Veinte escaleras más abajo, ya para abandonar el campus, supe que él había creído que yo le había pedido esos regalos cuando le decía que debía probarlos. Jamás lo comprenderé —el agrado con el que veía la botella de Inca Kola se deshizo por completo. Pedigüeña indirecta, parásito de los viajes ajenos, resulté yo. Digo “Inca Kola” y me acuerdo del agua o de la ginger, porque a mi mamá le parece chistoso mandarme líquidos en esa botella. Pienso en el sabor de esa gaseosa y me acuerdo de Francisco, de quién más. Pienso en la botella y recuerdo que me disgusta que surja algún ser desagradable del fondo del salón de Literatura Española del Siglo XX, de esos que saben que uno es un tonto pero les encanta rememorar y me haga la consabida pregunta, o señale la botella como quien señala al miquito gracioso que le jaló el pelo a la niña curiosa en el zoológico de Piscilago pero con risitas menos audibles.
También supe que El Payé no sabe mi nombre. No importa cuán amable haya sido conmigo y me salude y me cuente su extraña vida: no sabe mi nombre. No le dije que debía adivinarlo ni se lo recordé: es mejor así, ser una cara sin nombre, tal vez una imagen borrosa, un ser tonto pero él no lo rememora porque no estoy en su base de datos. Digo “no importa” pero la verdad es que la lana de la amistad que se estaba hilando (creía yo) se desbarató. No sé si empezar de nuevo. No creo —pero su vida es demasiado chistosa, me gusta preguntarle. Entonces supongo que seguiré averiguando y le seguiré contando que para mí él vive en Teusaquillo, con el fantasma de la hermana muerta, al cuidado de sus tutores, tocando el violín y comiendo dulce de papayuela recogida del papayuelo del patio sobre el piso crujiente y resbaloso donde algún día lo atacará el Nardo por haberle dicho que tenía problemas.

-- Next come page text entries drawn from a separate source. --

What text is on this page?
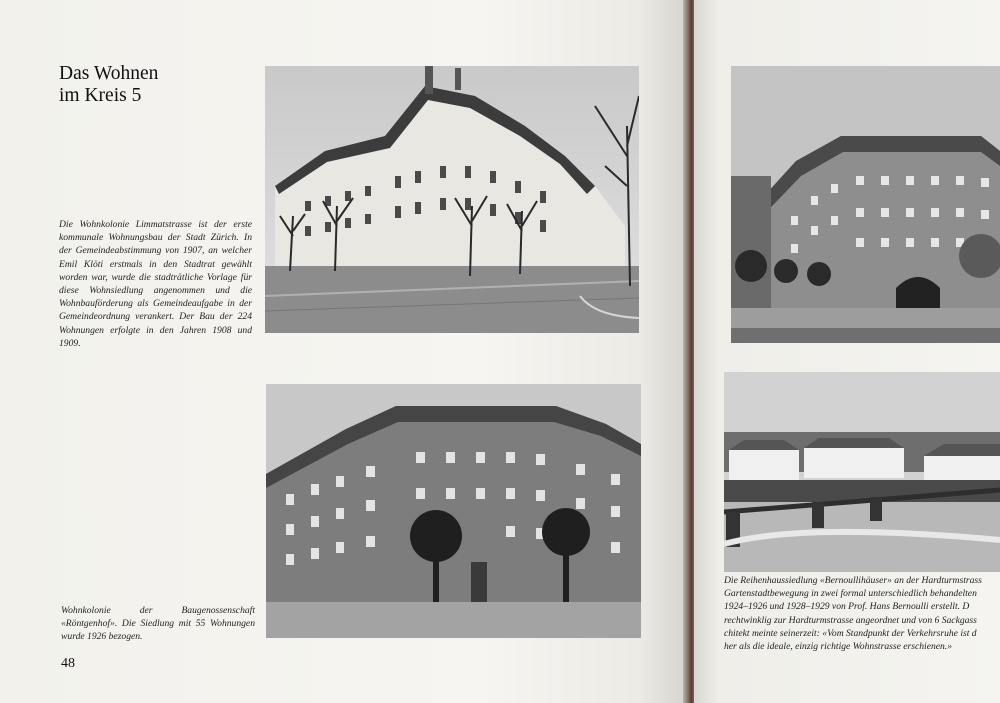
Das Wohnen
im Kreis 5
Die Wohnkolonie Limmatstrasse ist der erste kommunale Wohnungsbau der Stadt Zürich. In der Gemeindeabstimmung von 1907, an welcher Emil Klöti erstmals in den Stadtrat gewählt worden war, wurde die stadträtliche Vorlage für diese Wohnsiedlung angenommen und die Wohnbauförderung als Gemeindeaufgabe in der Gemeindeordnung verankert. Der Bau der 224 Wohnungen erfolgte in den Jahren 1908 und 1909.
Wohnkolonie der Baugenossenschaft «Röntgenhof». Die Siedlung mit 55 Wohnungen wurde 1926 bezogen.
48
Die Reihenhaussiedlung «Bernoullihäuser» an der Hardturmstrass
Gartenstadtbewegung in zwei formal unterschiedlich behandelten
1924–1926 und 1928–1929 von Prof. Hans Bernoulli erstellt. D
rechtwinklig zur Hardturmstrasse angeordnet und von 6 Sackgass
chitekt meinte seinerzeit: «Vom Standpunkt der Verkehrsruhe ist d
her als die ideale, einzig richtige Wohnstrasse erschienen.»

Después de charlar sobre libros de superación personal, sanadores de televisión y Tony Kamo con El Payé, El Kumú y Kitty, llegué a mi destino, a un descanso de esta ridícula rueda de hámster. Un Changhee casi perdido me recordaría que ésa no era la 11 pero sí había un Juan Valdez frente a Crepes & Waffles. No era nada de qué preocuparse; me reí lo que me hacía falta enfriándome bajo el reflector que alteraba las nubes de terciopelo viejo. Generalmente no salgo de noche, pero el capuchino y la dona de miel me decían que debía hacerlo más seguido. Más seguido qué, si San Francisco está a la vuelta de la esquina y sólo me queda recordarle a Changhee que no lo quise llamar porque no sabía pronunciar correctamente su nombre, y que aún me apena que mi primito lo haya llamado Chanchee por teléfono. Más seguido qué, si vuelvo a mi casa y me espera el recordatorio de que al otro día todo será igual, el despertar pesado de un sueño psicodélico, una rueda de hámster llena de caras sin nombre y nombre sin caras y nombres con caras con vidas que no concuerdan. Y todos me dicen lo mismo, que por qué por qué por qué por qué no… y yo me pregunto también, por qué por qué por qué por qué por qué no…

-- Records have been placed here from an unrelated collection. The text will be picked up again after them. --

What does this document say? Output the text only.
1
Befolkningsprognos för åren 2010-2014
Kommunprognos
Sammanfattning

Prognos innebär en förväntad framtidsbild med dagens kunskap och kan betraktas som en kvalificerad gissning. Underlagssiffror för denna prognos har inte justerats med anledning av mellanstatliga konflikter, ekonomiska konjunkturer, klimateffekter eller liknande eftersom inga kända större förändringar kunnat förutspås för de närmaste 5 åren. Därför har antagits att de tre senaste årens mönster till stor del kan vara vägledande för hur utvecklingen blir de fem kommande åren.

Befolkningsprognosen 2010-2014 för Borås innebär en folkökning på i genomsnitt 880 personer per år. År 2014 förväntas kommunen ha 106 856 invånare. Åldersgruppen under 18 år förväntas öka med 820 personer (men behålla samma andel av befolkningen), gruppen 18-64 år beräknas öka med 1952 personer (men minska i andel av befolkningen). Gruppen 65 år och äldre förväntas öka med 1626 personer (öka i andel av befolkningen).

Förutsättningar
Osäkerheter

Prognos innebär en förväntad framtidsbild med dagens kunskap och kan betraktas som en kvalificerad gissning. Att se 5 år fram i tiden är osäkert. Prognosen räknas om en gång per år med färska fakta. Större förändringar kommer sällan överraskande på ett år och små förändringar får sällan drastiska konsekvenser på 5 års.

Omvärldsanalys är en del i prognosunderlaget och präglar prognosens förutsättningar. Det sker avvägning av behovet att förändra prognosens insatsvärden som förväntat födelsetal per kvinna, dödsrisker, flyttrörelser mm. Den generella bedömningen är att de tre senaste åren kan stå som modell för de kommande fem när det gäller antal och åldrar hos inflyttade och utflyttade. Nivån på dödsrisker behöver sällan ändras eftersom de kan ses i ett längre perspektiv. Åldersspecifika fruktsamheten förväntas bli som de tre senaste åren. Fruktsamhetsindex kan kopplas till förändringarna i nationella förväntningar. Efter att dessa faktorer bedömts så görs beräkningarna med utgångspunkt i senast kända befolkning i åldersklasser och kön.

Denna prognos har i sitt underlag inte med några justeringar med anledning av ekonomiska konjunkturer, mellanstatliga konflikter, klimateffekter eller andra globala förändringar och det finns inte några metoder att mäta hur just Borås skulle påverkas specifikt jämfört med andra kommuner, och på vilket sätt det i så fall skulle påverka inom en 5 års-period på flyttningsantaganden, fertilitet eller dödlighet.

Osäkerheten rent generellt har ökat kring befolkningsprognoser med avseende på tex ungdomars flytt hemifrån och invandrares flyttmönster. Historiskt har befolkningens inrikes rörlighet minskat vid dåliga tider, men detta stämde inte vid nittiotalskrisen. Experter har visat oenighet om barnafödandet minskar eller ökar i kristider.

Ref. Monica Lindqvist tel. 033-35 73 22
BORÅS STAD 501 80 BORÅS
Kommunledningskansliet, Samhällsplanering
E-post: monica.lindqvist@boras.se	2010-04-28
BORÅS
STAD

Porque no me gusta nada. Eso es. Porque todo lo bueno de esta ciudad es efímero y sabe volver pero quién sabe cuándo, porque quiero un desfase que no sea como los demás, pero como yo misma no sabría describirlo ni con muecas vagas mejor me quedo en la casa esperando a que llegue algo que se le parezca. Porque es sólo en un momento que para cada interlocutor es distinto, como el ensayo de todas las piezas del rompecabezas en un mismo espacio, que no surge tal torrente de tinta china rendida con agua en mi cabeza.